Baroque Works Lead London Old Master Paintings Sale

Baroque Works Lead London Old Master Paintings Sale

Chapters

The Origins in Rome

T he Baroque, which was born in Rome around 1600 largely in response to the art of Caravaggio, spread rapidly to northern Italy, France, Spain and the Netherlands. A sequence of eleven lots in this December’s Evening sale illustrate the drama, emotion, colour and visual impact inherent in the best works of this new style, from the emotionally powerful, starkly lit Christ on the Cross by Francisco de Zurbarán, painted in Spain around 1635-40, to the more subtle yet visually rich treatment of the Baptism of Christ by Nicolas Poussin from 1648.

Being mentioned in the same breath as Caravaggio would have been anathema to Poussin who reviled everything about the art of Caravaggio, a man, he said, who had been born ‘to destroy painting’. Notwithstanding Poussin’s criticism at the time however, there can be no doubt of Caravaggio’s positive influence on the art of the entire 17th century and beyond.

Zurbarán’s Christ on the Cross is one of the most explicit examples of the tenebrism that punctuated Spanish art soon after 1600. The pared back, solemn, religious intensity of this work accorded perfectly with the dictates of Counter-Reformation Europe. The dramatically lit figure of Christ set against a jet-black sky and just the merest hint of a landscape far below is as remarkable for its sheer simplicity as it is for its emotional intensity, specifically designed to compel the spectator to prayer.

The Rise of Realism

Almost Zurbarán’s exact contemporary, the Spaniard Jusepe de Ribera took a similar approach to painting.

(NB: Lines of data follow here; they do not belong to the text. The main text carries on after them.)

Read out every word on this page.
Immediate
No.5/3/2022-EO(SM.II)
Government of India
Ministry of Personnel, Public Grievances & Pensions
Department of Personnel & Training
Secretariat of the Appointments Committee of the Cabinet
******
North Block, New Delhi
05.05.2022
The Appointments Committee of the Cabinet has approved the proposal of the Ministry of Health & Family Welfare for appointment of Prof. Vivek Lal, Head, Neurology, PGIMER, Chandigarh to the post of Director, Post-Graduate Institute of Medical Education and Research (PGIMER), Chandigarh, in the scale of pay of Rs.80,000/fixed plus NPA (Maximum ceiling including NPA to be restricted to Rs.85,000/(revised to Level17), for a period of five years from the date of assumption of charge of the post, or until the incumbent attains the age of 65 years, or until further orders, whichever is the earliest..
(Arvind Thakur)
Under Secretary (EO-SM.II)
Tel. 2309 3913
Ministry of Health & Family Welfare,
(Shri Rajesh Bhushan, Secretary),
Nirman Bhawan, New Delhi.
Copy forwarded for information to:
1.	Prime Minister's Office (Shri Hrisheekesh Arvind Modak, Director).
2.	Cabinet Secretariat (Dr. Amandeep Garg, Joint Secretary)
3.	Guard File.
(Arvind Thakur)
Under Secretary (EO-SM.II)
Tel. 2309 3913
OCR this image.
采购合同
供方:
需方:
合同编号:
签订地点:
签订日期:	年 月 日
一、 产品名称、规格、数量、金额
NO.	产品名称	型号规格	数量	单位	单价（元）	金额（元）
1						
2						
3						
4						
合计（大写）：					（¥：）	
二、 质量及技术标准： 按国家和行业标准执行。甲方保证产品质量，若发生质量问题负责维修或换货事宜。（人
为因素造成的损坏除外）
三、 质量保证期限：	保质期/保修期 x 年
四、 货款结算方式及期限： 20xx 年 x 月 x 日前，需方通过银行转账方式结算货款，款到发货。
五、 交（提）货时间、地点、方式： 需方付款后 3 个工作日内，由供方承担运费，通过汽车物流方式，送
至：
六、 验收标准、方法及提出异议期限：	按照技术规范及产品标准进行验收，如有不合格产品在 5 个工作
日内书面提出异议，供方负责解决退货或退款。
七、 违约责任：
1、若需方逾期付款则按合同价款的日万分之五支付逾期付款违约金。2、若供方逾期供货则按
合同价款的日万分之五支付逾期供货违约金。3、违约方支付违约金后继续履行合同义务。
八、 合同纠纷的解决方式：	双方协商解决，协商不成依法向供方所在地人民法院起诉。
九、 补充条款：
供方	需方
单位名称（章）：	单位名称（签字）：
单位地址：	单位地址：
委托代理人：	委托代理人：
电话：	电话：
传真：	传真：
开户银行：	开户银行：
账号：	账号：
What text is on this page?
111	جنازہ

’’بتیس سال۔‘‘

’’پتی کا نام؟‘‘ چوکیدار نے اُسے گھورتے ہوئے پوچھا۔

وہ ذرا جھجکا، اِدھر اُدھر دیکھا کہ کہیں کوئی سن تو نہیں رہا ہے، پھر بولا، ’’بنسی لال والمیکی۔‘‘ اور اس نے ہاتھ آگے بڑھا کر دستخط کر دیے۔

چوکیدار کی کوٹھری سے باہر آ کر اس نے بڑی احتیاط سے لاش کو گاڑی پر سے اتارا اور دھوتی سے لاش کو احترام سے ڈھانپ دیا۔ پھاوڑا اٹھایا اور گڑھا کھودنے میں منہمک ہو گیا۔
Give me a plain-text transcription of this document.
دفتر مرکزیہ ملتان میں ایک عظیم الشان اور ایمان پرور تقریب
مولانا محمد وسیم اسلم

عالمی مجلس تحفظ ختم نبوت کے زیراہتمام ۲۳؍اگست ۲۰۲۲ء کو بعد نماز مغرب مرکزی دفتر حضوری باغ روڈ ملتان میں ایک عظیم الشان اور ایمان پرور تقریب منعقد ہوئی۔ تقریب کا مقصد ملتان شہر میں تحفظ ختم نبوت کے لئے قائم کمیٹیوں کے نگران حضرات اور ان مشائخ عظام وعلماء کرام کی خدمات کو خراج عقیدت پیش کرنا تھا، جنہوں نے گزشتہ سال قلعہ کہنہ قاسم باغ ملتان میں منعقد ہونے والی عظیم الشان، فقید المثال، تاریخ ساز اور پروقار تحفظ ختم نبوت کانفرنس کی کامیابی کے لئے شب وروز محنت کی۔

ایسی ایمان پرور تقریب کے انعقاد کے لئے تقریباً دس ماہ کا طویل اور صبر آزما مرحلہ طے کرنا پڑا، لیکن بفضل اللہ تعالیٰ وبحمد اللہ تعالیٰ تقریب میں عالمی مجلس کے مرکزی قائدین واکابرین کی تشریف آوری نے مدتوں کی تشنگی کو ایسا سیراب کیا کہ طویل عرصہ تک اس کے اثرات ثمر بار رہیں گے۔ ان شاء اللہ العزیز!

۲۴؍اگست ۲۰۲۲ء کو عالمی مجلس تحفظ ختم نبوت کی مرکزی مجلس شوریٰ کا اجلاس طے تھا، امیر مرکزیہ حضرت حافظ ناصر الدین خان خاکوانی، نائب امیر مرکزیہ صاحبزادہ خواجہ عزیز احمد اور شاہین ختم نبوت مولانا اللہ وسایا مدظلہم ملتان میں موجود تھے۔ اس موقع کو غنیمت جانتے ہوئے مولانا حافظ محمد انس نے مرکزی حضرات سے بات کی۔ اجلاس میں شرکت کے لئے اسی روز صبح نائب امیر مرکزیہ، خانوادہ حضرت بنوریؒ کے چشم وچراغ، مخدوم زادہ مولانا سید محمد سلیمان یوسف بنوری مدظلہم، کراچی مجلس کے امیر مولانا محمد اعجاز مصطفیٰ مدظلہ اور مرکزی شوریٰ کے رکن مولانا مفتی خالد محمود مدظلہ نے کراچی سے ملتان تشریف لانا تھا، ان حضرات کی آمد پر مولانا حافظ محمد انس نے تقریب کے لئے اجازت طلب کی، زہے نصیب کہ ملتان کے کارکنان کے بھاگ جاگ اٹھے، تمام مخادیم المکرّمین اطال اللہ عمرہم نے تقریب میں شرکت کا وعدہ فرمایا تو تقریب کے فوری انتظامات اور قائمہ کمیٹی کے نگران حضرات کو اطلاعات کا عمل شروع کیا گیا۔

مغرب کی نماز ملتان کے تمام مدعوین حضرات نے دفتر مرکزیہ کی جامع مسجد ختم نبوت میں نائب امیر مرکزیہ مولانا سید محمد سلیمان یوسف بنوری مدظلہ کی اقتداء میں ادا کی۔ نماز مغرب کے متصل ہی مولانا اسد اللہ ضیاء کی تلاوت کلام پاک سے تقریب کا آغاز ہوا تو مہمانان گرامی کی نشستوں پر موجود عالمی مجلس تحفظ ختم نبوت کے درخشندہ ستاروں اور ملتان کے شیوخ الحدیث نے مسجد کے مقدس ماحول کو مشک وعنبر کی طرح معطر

Ribera made a speciality of painting male saints, half-length, starkly lit against a dark backdrop. Throughout his career he painted several series of twelve canvasses depicting the apostles.

This sale includes two apostles, St Judas Thaddeus from the very beginning of his career, circa 1619; and St. James the Greater from near the end, circa 1646. Ribera’s skill in the painting of flesh was perhaps unsurpassed and his paintings are as dramatic for their overall visual effect as they are for the extraordinary realism they exude through the artist’s consummate skill and powers of observation.

Moving Through Europe

In 1636, King Philip IV of Spain commissioned a series of more than sixty paintings to decorate his new hunting lodge outside Madrid, the Torre de la Parada. The resulting canvasses, painted by Peter Paul Rubens and his studio and of which lot 19, Diana and her nymphs hunting, is a prime example.

The works perfectly illustrate how the Baroque manifested itself in Flanders and the north; rich, diverse colouring; flowing drapery; expressive brushwork; and a powerful sense of movement.

Poussin & The French Baroque

The Baroque reached France largely through the art of Nicolas Poussin who had absorbed so much of what was happening in Rome from the moment of his arrival in the city in 1624.

In its quieter spirit, not to mention its far smaller scale, his Baptism of Christ, dating from his second Roman period and painted in 1648, strongly contrasts with the drama of the Zurbarán and Rubens. It is however such a synthesis of such a variety of influences, from Raphael to Guido Reni, as to genuinely be considered a little masterpiece of the French Baroque style.